The problem as usual is this technique is too technically complicated for my artists to do. I’ll tell them to do it, and maybe get lucky, but I’ll give 10:1 odds they will mess it up somehow: the splits won’t be exactly 400 meters, won’t be evenly spaced, won’t be centered at the origin, splits will be missing, and/or it will take days and days. So I’m going to have to do it myself for all the models, just as I spent the last 3 days painfully creating physics geometry for every level and every asteroid.

One reply on “50 to 75 FPS”

with the splitting thing I’d seriously consider checking out the ‘dotSceneOctree’ project in ogreAddons CVS. It has a tool which takes a .scene file and automatically splits the geometry while also making a new .scene file placing each chunk back in it’s relative position.
The tool doesn’t make new polygons when splitting, unlike max’s cut functions, so the polys are ‘disconnected’ really, just depends how big individual polys are.

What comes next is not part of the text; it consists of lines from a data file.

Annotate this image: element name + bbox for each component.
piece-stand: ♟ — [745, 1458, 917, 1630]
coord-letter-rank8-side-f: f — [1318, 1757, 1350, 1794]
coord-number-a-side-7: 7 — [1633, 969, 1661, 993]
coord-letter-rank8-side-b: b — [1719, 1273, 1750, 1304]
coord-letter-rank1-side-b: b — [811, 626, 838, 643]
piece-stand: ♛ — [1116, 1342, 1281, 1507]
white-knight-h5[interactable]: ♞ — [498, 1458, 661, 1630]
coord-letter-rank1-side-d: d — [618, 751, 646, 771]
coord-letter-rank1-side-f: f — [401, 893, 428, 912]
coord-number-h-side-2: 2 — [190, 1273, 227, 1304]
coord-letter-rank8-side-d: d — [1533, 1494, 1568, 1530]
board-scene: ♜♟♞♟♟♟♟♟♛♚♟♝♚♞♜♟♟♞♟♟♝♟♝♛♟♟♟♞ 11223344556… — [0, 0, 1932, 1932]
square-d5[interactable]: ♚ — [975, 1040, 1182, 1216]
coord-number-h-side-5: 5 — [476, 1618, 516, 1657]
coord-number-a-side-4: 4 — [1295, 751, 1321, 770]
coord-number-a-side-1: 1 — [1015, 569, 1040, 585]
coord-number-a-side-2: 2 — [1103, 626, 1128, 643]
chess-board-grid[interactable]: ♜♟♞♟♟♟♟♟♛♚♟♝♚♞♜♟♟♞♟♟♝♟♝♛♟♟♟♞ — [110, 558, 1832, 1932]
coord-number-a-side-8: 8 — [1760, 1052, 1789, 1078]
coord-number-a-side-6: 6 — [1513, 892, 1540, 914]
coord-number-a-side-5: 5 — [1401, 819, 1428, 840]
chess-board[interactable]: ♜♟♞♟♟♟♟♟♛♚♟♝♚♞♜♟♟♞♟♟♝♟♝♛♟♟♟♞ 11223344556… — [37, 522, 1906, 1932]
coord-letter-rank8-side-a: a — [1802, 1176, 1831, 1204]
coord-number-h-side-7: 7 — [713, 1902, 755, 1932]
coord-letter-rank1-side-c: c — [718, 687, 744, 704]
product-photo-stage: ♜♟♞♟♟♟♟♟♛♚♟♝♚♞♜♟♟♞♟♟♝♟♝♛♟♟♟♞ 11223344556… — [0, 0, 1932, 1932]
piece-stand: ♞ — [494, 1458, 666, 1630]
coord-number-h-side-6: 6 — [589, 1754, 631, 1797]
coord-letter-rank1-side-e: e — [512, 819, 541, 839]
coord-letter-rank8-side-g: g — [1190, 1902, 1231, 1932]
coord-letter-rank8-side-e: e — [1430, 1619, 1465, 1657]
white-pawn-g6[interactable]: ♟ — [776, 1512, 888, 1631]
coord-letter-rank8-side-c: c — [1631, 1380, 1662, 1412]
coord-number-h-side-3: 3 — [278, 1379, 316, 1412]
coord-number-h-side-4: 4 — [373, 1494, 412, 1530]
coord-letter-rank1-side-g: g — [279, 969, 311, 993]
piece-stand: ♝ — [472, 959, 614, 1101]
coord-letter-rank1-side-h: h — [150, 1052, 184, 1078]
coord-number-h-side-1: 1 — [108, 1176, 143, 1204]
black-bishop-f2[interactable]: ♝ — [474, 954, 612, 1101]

.scene is also identical to .osm, in fact if you search on the forums someone made a osm to .scene converter. But anyway, it would be trivial to modify dotSceneOctree to process osm files instead of .scene, or just export dotScene levels, which I suspect you wouldn’t want to change to at this stage (if you do, use the OgreMax tools)
I’ve used this on my racing game as the artist just happily models the whole world as one chunk, so this sped the game up alot without creating new polygons from the splitting process.